Kashmiris usually eat while seated on the floor; the plates being arranged on a dastarkhan or long cloth. When any other variety of rice drops on the cotton cloth, it is dusted off easily enough; when Koshur tomul (Kashmiri rice) falls, it has to be scraped off meticulously. This is because of the sheer amount of starch in the grain: far more than the starch content of the varieties grown in the plains. It is for this reason diabetics in Kashmir are expressly forbidden to consume rice.
Needless to say, Kashmiri rice is grown only in the Kashmir Valley, the best coming from District Pulwama that used to be known as the rice bowl of Kashmir. There isn’t enough rice grown in Kashmir to go around for every family to subsist entirely on Kashmiri rice, so it has to be used in tandem with rice brought in from the plains, whose variety is close enough to the Chinese variety and is called C-103, in which C stands for China!
No other variety of rice would be consumed at a wazwan besides Koshur tomul, considered by Kashmiris as so delicious as to be eaten on its own, without any accompaniment!
Its stickiness is sought to be minimised by the cooking method adopted — it is boiled in large quantities of water, which is drained when the rice is cooked.

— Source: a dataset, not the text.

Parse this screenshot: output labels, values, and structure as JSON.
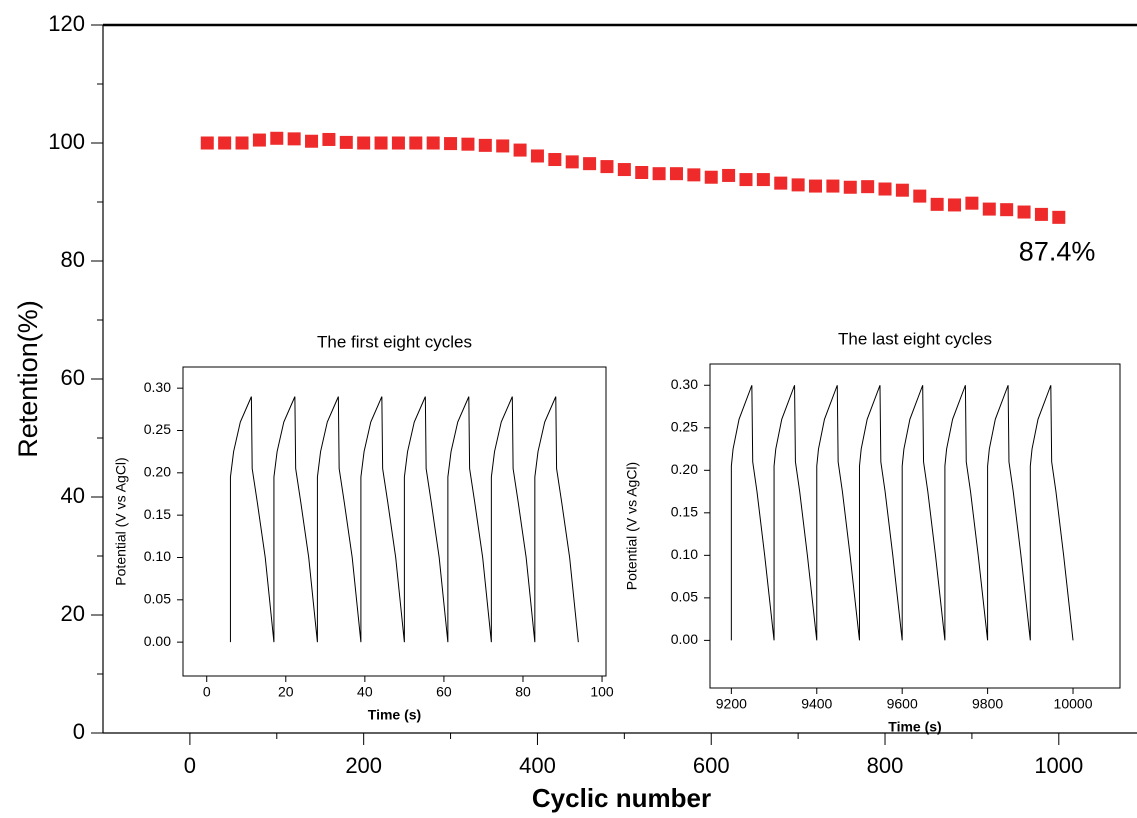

It is then ‘dried’ completely by placing on a just-warm fire with a thick cast-iron plate under the vessel so that the starch dries up to the optimum extent
However, every Kashmiri’s favourite vegetables are the ones that can be dried in the warm autumnal sun and preserved for the harsh winter. There used to be a time when dried vegetables were the only option in winter, when snow lay thick on the ground and the road from Jammu — and thence to the plains — was closed to vehicular traffic. Global warming has meant consistently less snow every winter and progress has meant that snow on the national highway is cleared within a few hours, so the need for dried vegetables is largely redundant.
However, it is huge on the nostalgia factor, so when the skies are heavy and grey, every family in the Valley makes plans to cook moong dal with boiled eggs or thick slices of turnips in a sauce made with sun-dried tomatoes. And when our family settles down to sun-dried aubergines cooked with sun-dried onion slices, we don’t bother to nibble plain rice first: we just dive right in.